3 This provision further states "that the term [CPO] does not include such persons not within the intent of the definition of the term as the Commission may specify by rule, regulation or order." That authority has been used by the Commission in Rule 4.5 to exclude from the CPO definition certain otherwise regulated entities such as investment companies, insurance companies or banks meeting the criteria set forth in the rule, but FCMs are not eligible for that exclusion. In addition, Rule 4.13 provides certain exemptions from CPO registration to qualifying persons, although it does not specifically address FCMs. Rule 4.13(a)(2), which could be used by an FCM, provides an exemption from CPO registration where: (1) the aggregate gross capital contributions for all pools operated by the CPO do not exceed $200,000; and (2) none of the pools operated by the CPO contain more than fifteen participants at any time. Commission rules referred to herein are found at 17 C.F.R. Ch. I (1997).
4 In construing the term "solely incidental," the Division has said that the term is not "meant to denote a numerical standard" but rather, "must be construed in the context of the business concerned and the factual situation in which the services are rendered." The Division noted, by way of example, that a planned or periodic expression of views as to the advisability of trading commodity futures by a futures commission merchant may be solely incidental to its business, while the same advice rendered by a publisher or bank may not. CFTC Interpretative Letter No. 76-1, [1975-1977 Transfer Binder] Comm. Fut. L. Rep. (CCH) ¶ 20,135 at 20,907 (Feb. 26, 1976).

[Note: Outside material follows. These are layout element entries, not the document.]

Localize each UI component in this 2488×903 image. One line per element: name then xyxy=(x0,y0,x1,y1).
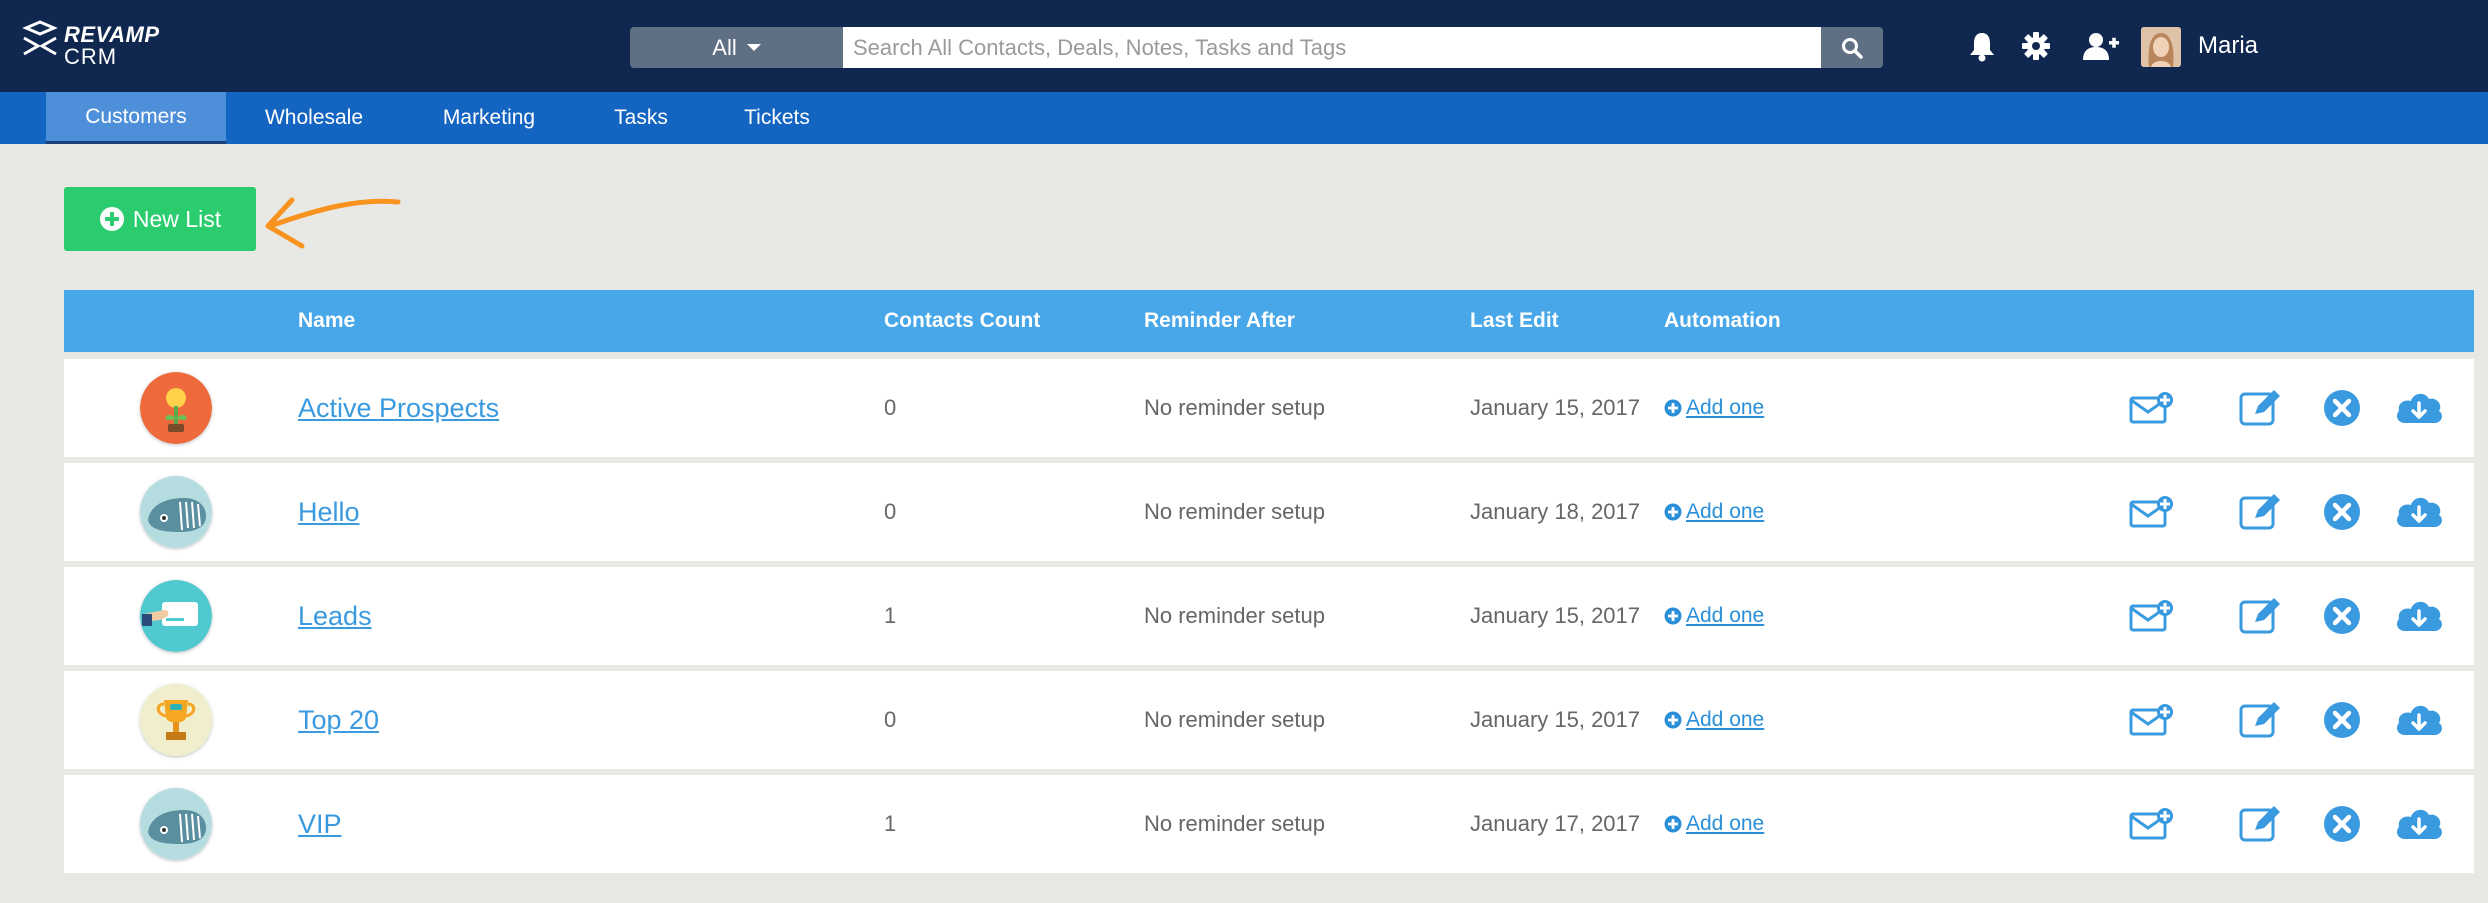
last-edit-date: January 18, 2017 xyxy=(1470,499,1641,524)
search-input[interactable] xyxy=(843,27,1821,68)
search-bar: All xyxy=(630,27,1883,68)
download-icon[interactable] xyxy=(2392,802,2446,846)
delete-icon[interactable] xyxy=(2318,594,2366,638)
contacts-count: 1 xyxy=(884,603,897,628)
reminder-status: No reminder setup xyxy=(1144,603,1325,628)
add-automation-link[interactable]: Add one xyxy=(1664,604,1764,628)
tab-tasks[interactable]: Tasks xyxy=(604,92,678,144)
download-icon[interactable] xyxy=(2392,698,2446,742)
table-row: Leads 1 No reminder setup January 15, 20… xyxy=(64,567,2474,665)
plus-circle-icon xyxy=(1664,399,1682,417)
column-header-automation[interactable]: Automation xyxy=(1664,290,1781,352)
lightbulb-plant-icon xyxy=(140,372,212,444)
email-add-icon[interactable] xyxy=(2128,594,2176,638)
reminder-status: No reminder setup xyxy=(1144,499,1325,524)
whale-icon xyxy=(140,788,212,860)
tab-marketing[interactable]: Marketing xyxy=(428,92,550,144)
delete-icon[interactable] xyxy=(2318,386,2366,430)
delete-icon[interactable] xyxy=(2318,802,2366,846)
delete-icon[interactable] xyxy=(2318,698,2366,742)
add-automation-link[interactable]: Add one xyxy=(1664,500,1764,524)
arrow-annotation-icon xyxy=(265,197,401,249)
email-add-icon[interactable] xyxy=(2128,802,2176,846)
add-automation-label: Add one xyxy=(1686,812,1765,835)
tab-wholesale[interactable]: Wholesale xyxy=(254,92,374,144)
gear-icon[interactable] xyxy=(2016,26,2056,66)
column-header-reminder-after[interactable]: Reminder After xyxy=(1144,290,1295,352)
table-header: Name Contacts Count Reminder After Last … xyxy=(64,290,2474,352)
top-bar: REVAMP CRM All Search All Contacts, Deal… xyxy=(0,0,2488,92)
add-automation-link[interactable]: Add one xyxy=(1664,812,1764,836)
email-add-icon[interactable] xyxy=(2128,490,2176,534)
edit-icon[interactable] xyxy=(2236,386,2284,430)
list-name-link[interactable]: Active Prospects xyxy=(298,393,499,424)
contacts-count: 0 xyxy=(884,499,897,524)
plus-circle-icon xyxy=(1664,503,1682,521)
search-icon xyxy=(1842,37,1863,59)
chevron-down-icon xyxy=(746,44,761,51)
search-scope-select[interactable]: All xyxy=(630,27,843,68)
download-icon[interactable] xyxy=(2392,594,2446,638)
list-name-link[interactable]: VIP xyxy=(298,809,342,840)
search-button[interactable] xyxy=(1821,27,1883,68)
search-scope-value: All xyxy=(712,34,737,60)
add-user-icon[interactable] xyxy=(2079,26,2123,66)
list-name-link[interactable]: Top 20 xyxy=(298,705,379,736)
last-edit-date: January 15, 2017 xyxy=(1470,707,1641,732)
new-list-label: New List xyxy=(132,205,222,232)
tab-tickets[interactable]: Tickets xyxy=(734,92,820,144)
list-name-link[interactable]: Leads xyxy=(298,601,372,632)
edit-icon[interactable] xyxy=(2236,802,2284,846)
add-automation-label: Add one xyxy=(1686,500,1765,523)
list-name-link[interactable]: Hello xyxy=(298,497,360,528)
edit-icon[interactable] xyxy=(2236,698,2284,742)
table-row: VIP 1 No reminder setup January 17, 2017… xyxy=(64,775,2474,873)
email-add-icon[interactable] xyxy=(2128,386,2176,430)
plus-circle-icon xyxy=(99,207,124,231)
plus-circle-icon xyxy=(1664,815,1682,833)
edit-icon[interactable] xyxy=(2236,490,2284,534)
whale-icon xyxy=(140,476,212,548)
card-hand-icon xyxy=(140,580,212,652)
new-list-button[interactable]: New List xyxy=(64,187,256,251)
column-header-contacts-count[interactable]: Contacts Count xyxy=(884,290,1040,352)
tab-customers[interactable]: Customers xyxy=(46,92,226,144)
download-icon[interactable] xyxy=(2392,386,2446,430)
plus-circle-icon xyxy=(1664,607,1682,625)
reminder-status: No reminder setup xyxy=(1144,395,1325,420)
table-row: Active Prospects 0 No reminder setup Jan… xyxy=(64,359,2474,457)
delete-icon[interactable] xyxy=(2318,490,2366,534)
email-add-icon[interactable] xyxy=(2128,698,2176,742)
contacts-count: 1 xyxy=(884,811,897,836)
trophy-icon xyxy=(140,684,212,756)
user-name[interactable]: Maria xyxy=(2198,32,2258,60)
add-automation-link[interactable]: Add one xyxy=(1664,396,1764,420)
user-avatar[interactable] xyxy=(2141,27,2181,67)
last-edit-date: January 15, 2017 xyxy=(1470,395,1641,420)
last-edit-date: January 17, 2017 xyxy=(1470,811,1641,836)
column-header-name[interactable]: Name xyxy=(298,290,355,352)
add-automation-link[interactable]: Add one xyxy=(1664,708,1764,732)
last-edit-date: January 15, 2017 xyxy=(1470,603,1641,628)
logo-icon xyxy=(22,20,58,56)
main-nav: Customers Wholesale Marketing Tasks Tick… xyxy=(0,92,2488,144)
add-automation-label: Add one xyxy=(1686,708,1765,731)
reminder-status: No reminder setup xyxy=(1144,707,1325,732)
contacts-count: 0 xyxy=(884,707,897,732)
logo-text-bottom: CRM xyxy=(64,44,118,69)
add-automation-label: Add one xyxy=(1686,396,1765,419)
edit-icon[interactable] xyxy=(2236,594,2284,638)
table-row: Hello 0 No reminder setup January 18, 20… xyxy=(64,463,2474,561)
table-row: Top 20 0 No reminder setup January 15, 2… xyxy=(64,671,2474,769)
reminder-status: No reminder setup xyxy=(1144,811,1325,836)
contacts-count: 0 xyxy=(884,395,897,420)
bell-icon[interactable] xyxy=(1962,26,2002,66)
logo[interactable]: REVAMP CRM xyxy=(20,18,180,69)
plus-circle-icon xyxy=(1664,711,1682,729)
column-header-last-edit[interactable]: Last Edit xyxy=(1470,290,1559,352)
add-automation-label: Add one xyxy=(1686,604,1765,627)
download-icon[interactable] xyxy=(2392,490,2446,534)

5 See, e.g., CFTC Interpretative Letter No. 77-13, [1977-1980 Transfer Binder] Comm. Fut. L. Rep. (CCH) ¶20,476 (Sept. 1, 1977) wherein the Commission's Office of the General Counsel stated that it would not recommend any enforcement action to the Commission if a company, registered as both an FCM and CTA, instituted a managed account program and contemporaneously withdrew its CTA registration.